Speaker 2:Yep . No, absolutely. A lot of ground to cover there, but I appreciate your thoughts. I want to talk a bit about ethics as well. I know that's another key issue , uh, surrounding ai. So I'd like to get your perspective on , uh, what the, what ethical considerations must be taken into account when using AI in healthcare? Uh, what are your thoughts on that, Vanessa?

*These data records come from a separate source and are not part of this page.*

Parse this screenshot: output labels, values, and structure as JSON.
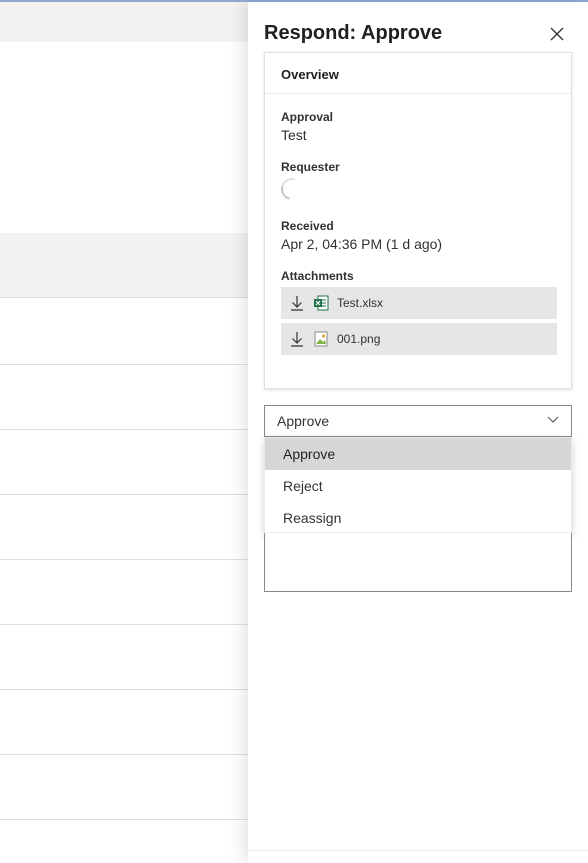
{
  "panel": {
    "title": "Respond: Approve",
    "close_icon": "close-icon"
  },
  "overview": {
    "header": "Overview",
    "approval_label": "Approval",
    "approval_value": "Test",
    "requester_label": "Requester",
    "received_label": "Received",
    "received_value": "Apr 2, 04:36 PM (1 d ago)",
    "attachments_label": "Attachments",
    "attachments": [
      {
        "name": "Test.xlsx",
        "icon": "excel-file-icon"
      },
      {
        "name": "001.png",
        "icon": "image-file-icon"
      }
    ]
  },
  "response": {
    "selected": "Approve",
    "options": [
      "Approve",
      "Reject",
      "Reassign"
    ]
  },
  "colors": {
    "excel_green": "#1e7145",
    "selected_bg": "#d6d6d6"
  }
}
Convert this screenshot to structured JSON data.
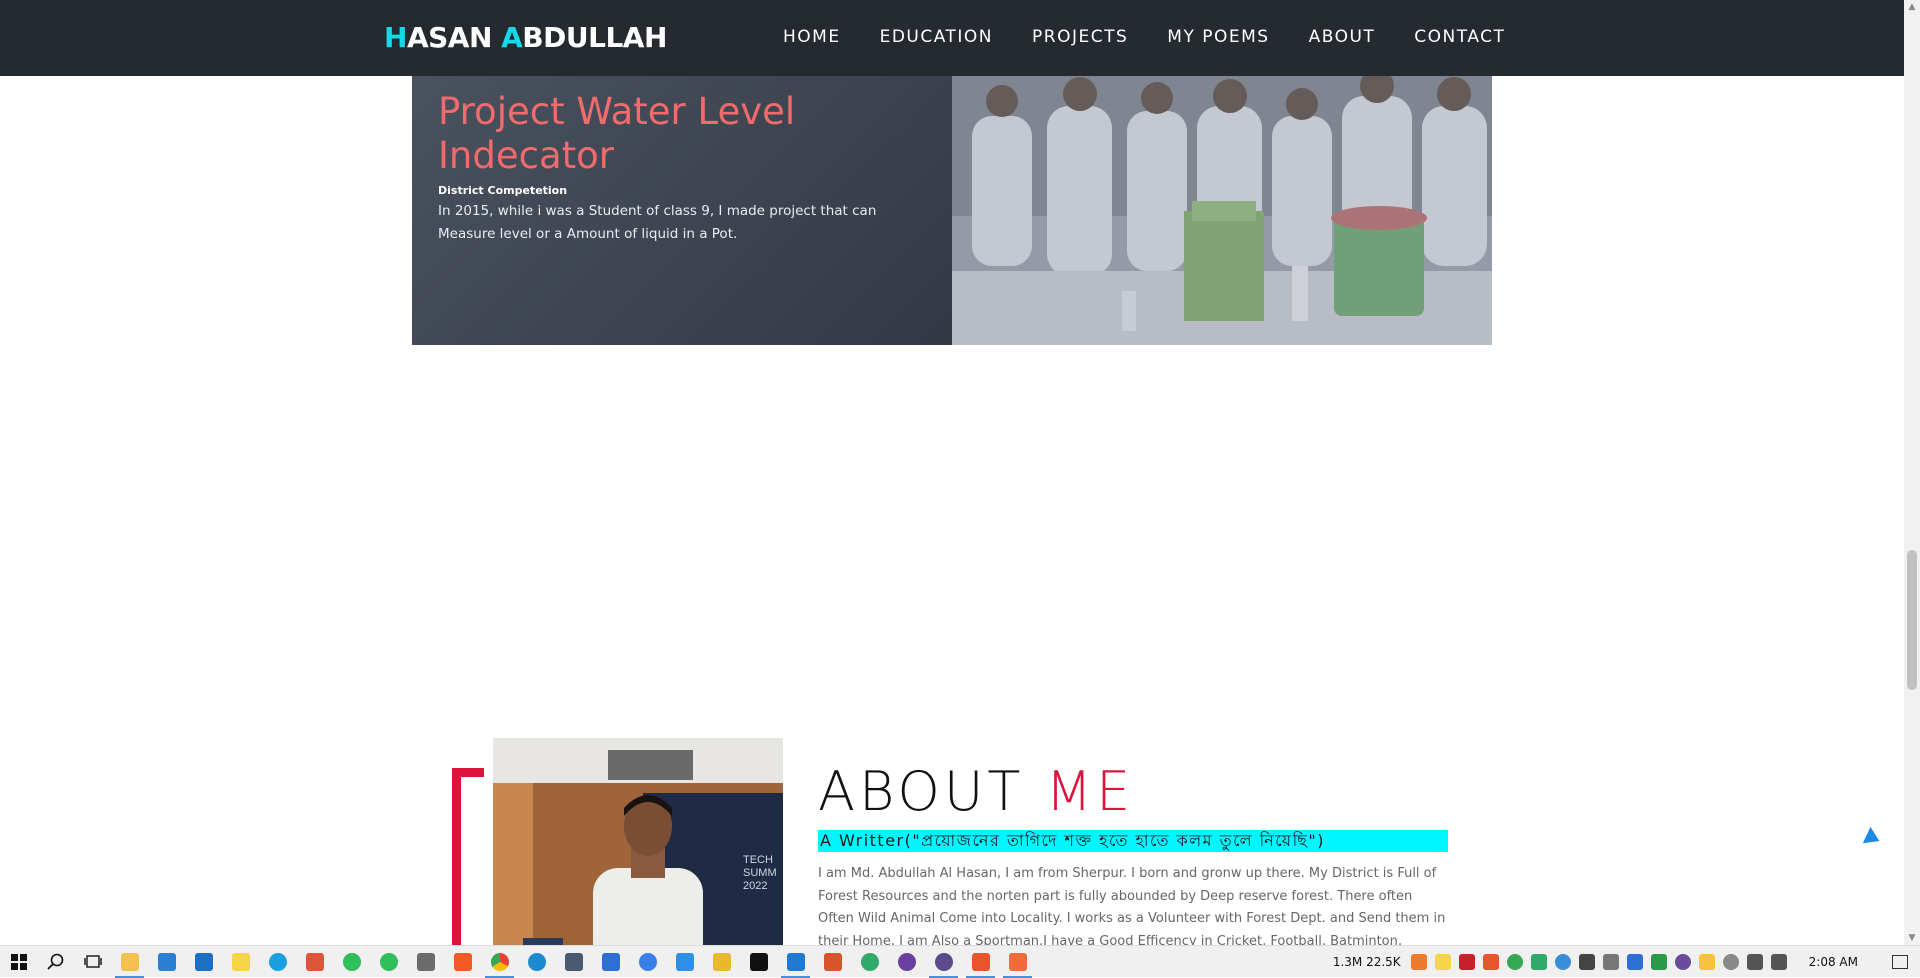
{
  "brand": {
    "first_initial": "H",
    "first_rest": "ASAN ",
    "last_initial": "A",
    "last_rest": "BDULLAH"
  },
  "nav": [
    "HOME",
    "EDUCATION",
    "PROJECTS",
    "MY POEMS",
    "ABOUT",
    "CONTACT"
  ],
  "project": {
    "title": "Project Water Level Indecator",
    "subtitle": "District Competetion",
    "description": "In 2015, while i was a Student of class 9, I made project that can Measure level or a Amount of liquid in a Pot."
  },
  "about": {
    "heading_main": "ABOUT ",
    "heading_accent": "ME",
    "tagline": "A Writter(\"প্রয়োজনের তাগিদে শক্ত হতে হাতে কলম তুলে নিয়েছি\")",
    "body": "I am Md. Abdullah Al Hasan, I am from Sherpur. I born and gronw up there. My District is Full of Forest Resources and the norten part is fully abounded by Deep reserve forest. There often Often Wild Animal Come into Locality. I works as a Volunteer with Forest Dept. and Send them in their Home. I am Also a Sportman.I have a Good Efficency in Cricket, Football, Batminton,"
  },
  "taskbar": {
    "network_speed": "1.3M 22.5K",
    "clock": "2:08 AM"
  },
  "colors": {
    "nav_bg": "#252a31",
    "brand_accent": "#14d9e8",
    "project_title": "#f06b6b",
    "about_accent": "#dc143c",
    "tagline_bg": "#00f7ff"
  },
  "icons": [
    "windows-start-icon",
    "search-icon",
    "task-view-icon",
    "file-explorer-icon",
    "store-icon",
    "mail-icon",
    "sticky-notes-icon",
    "skype-icon",
    "app-icon",
    "whatsapp-icon",
    "whatsapp-icon",
    "calculator-icon",
    "brave-icon",
    "chrome-icon",
    "edge-icon",
    "camera-icon",
    "app-icon",
    "itunes-icon",
    "app-icon",
    "app-icon",
    "pycharm-icon",
    "vscode-icon",
    "app-icon",
    "app-icon",
    "github-icon",
    "eclipse-icon",
    "brave-icon",
    "brave-icon"
  ]
}
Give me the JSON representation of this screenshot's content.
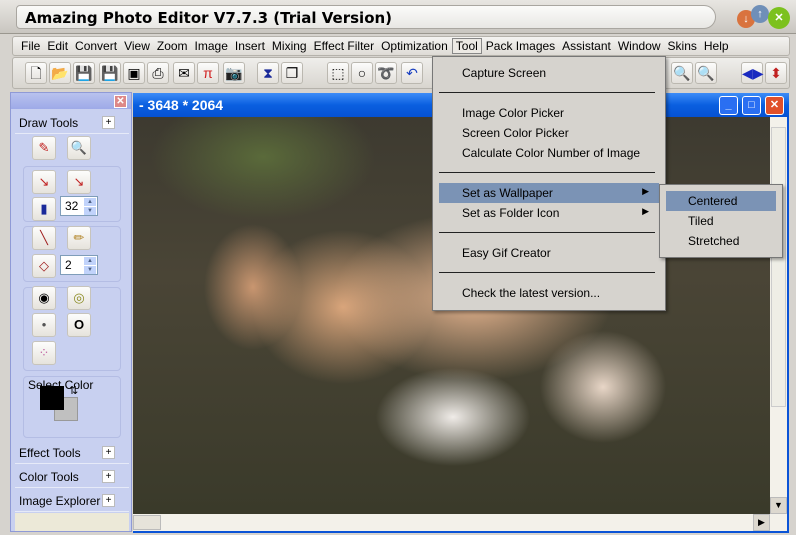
{
  "window": {
    "title": "Amazing Photo Editor V7.7.3 (Trial Version)"
  },
  "menubar": [
    "File",
    "Edit",
    "Convert",
    "View",
    "Zoom",
    "Image",
    "Insert",
    "Mixing",
    "Effect Filter",
    "Optimization",
    "Tool",
    "Pack Images",
    "Assistant",
    "Window",
    "Skins",
    "Help"
  ],
  "tool_menu": {
    "items": [
      "Capture Screen",
      "Image Color Picker",
      "Screen Color Picker",
      "Calculate Color Number of Image",
      "Set as Wallpaper",
      "Set as Folder Icon",
      "Easy Gif Creator",
      "Check the latest version..."
    ]
  },
  "wallpaper_submenu": {
    "items": [
      "Centered",
      "Tiled",
      "Stretched"
    ],
    "highlighted": "Centered"
  },
  "panel": {
    "draw_tools": "Draw Tools",
    "spray_size": "32",
    "pen_size": "2",
    "select_color": "Select Color",
    "effect_tools": "Effect Tools",
    "color_tools": "Color Tools",
    "image_explorer": "Image Explorer",
    "plus": "+",
    "foreground": "#000000",
    "background": "#c0c0c0"
  },
  "document": {
    "title": "- 3648 * 2064"
  }
}
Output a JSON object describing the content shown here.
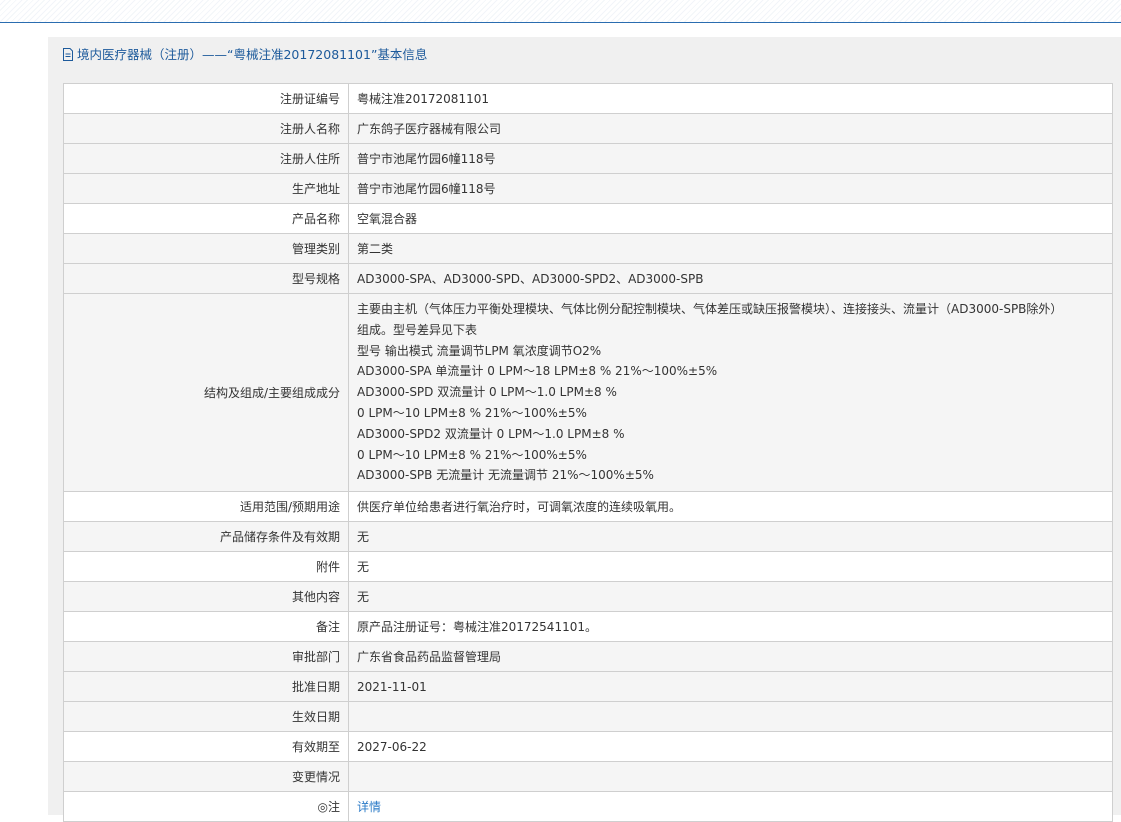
{
  "page": {
    "title": "境内医疗器械（注册）——“粤械注准20172081101”基本信息"
  },
  "rows": [
    {
      "label": "注册证编号",
      "value": "粤械注准20172081101"
    },
    {
      "label": "注册人名称",
      "value": "广东鸽子医疗器械有限公司"
    },
    {
      "label": "注册人住所",
      "value": "普宁市池尾竹园6幢118号"
    },
    {
      "label": "生产地址",
      "value": "普宁市池尾竹园6幢118号"
    },
    {
      "label": "产品名称",
      "value": "空氧混合器"
    },
    {
      "label": "管理类别",
      "value": "第二类"
    },
    {
      "label": "型号规格",
      "value": "AD3000-SPA、AD3000-SPD、AD3000-SPD2、AD3000-SPB"
    },
    {
      "label": "结构及组成/主要组成成分",
      "lines": [
        "主要由主机（气体压力平衡处理模块、气体比例分配控制模块、气体差压或缺压报警模块）、连接接头、流量计（AD3000-SPB除外）",
        "组成。型号差异见下表",
        "型号 输出模式 流量调节LPM 氧浓度调节O2%",
        "AD3000-SPA 单流量计 0 LPM～18 LPM±8 % 21%～100%±5%",
        "AD3000-SPD 双流量计 0 LPM～1.0 LPM±8 %",
        "0 LPM～10 LPM±8 % 21%～100%±5%",
        "AD3000-SPD2 双流量计 0 LPM～1.0 LPM±8 %",
        "0 LPM～10 LPM±8 % 21%～100%±5%",
        "AD3000-SPB 无流量计 无流量调节 21%～100%±5%"
      ]
    },
    {
      "label": "适用范围/预期用途",
      "value": "供医疗单位给患者进行氧治疗时，可调氧浓度的连续吸氧用。"
    },
    {
      "label": "产品储存条件及有效期",
      "value": "无"
    },
    {
      "label": "附件",
      "value": "无"
    },
    {
      "label": "其他内容",
      "value": "无"
    },
    {
      "label": "备注",
      "value": "原产品注册证号：粤械注准20172541101。"
    },
    {
      "label": "审批部门",
      "value": "广东省食品药品监督管理局"
    },
    {
      "label": "批准日期",
      "value": "2021-11-01"
    },
    {
      "label": "生效日期",
      "value": ""
    },
    {
      "label": "有效期至",
      "value": "2027-06-22"
    },
    {
      "label": "变更情况",
      "value": ""
    },
    {
      "label": "◎注",
      "value": "详情"
    }
  ]
}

Speaker 3:Sure , Jen . I , I'd say, you know, obviously AI is introducing new risks as Carolyn mentioned, because the autonomous nature of the technology, and in some cases , it's being used to , um, perform tasks or inform decisions, automate decisions, and then make predictions. So the ability to easily scale AI enabled decision making can introduce new risks, and these are obviously the most significant and sensitive areas. So if a provider is using AI to augment and automate decision making and processes in a clinical trial or for medical decision making , then the patient might be at risk if the AI hasn't been properly validated. So , uh, what we've seen is that providers and AI companies are examining ways to use AI responsibly, and they're proposing transparent and public principles to which they will adhere. There's been 28 healthcare provider and payer organizations that have made voluntary commitments to develop AI solutions that optimize healthcare delivery and payment by advancing health equity, expanding access and making healthcare more affordable, and then improving outcomes and patient experiences. And they are working to ensure that these outcomes are aligned with the faves principles, which are fair, appropriate, valid, effective, and safe. There's also the deployment of trust mechanisms and ensuring that there's a risk management framework work that's been put in place. And a little bit later when we talk about health equity, I can get into some of the National Institute of Standards and technology publications and some of their recommendations about , uh, responsible development of AI and ensuring that biases are not posing harms to humans.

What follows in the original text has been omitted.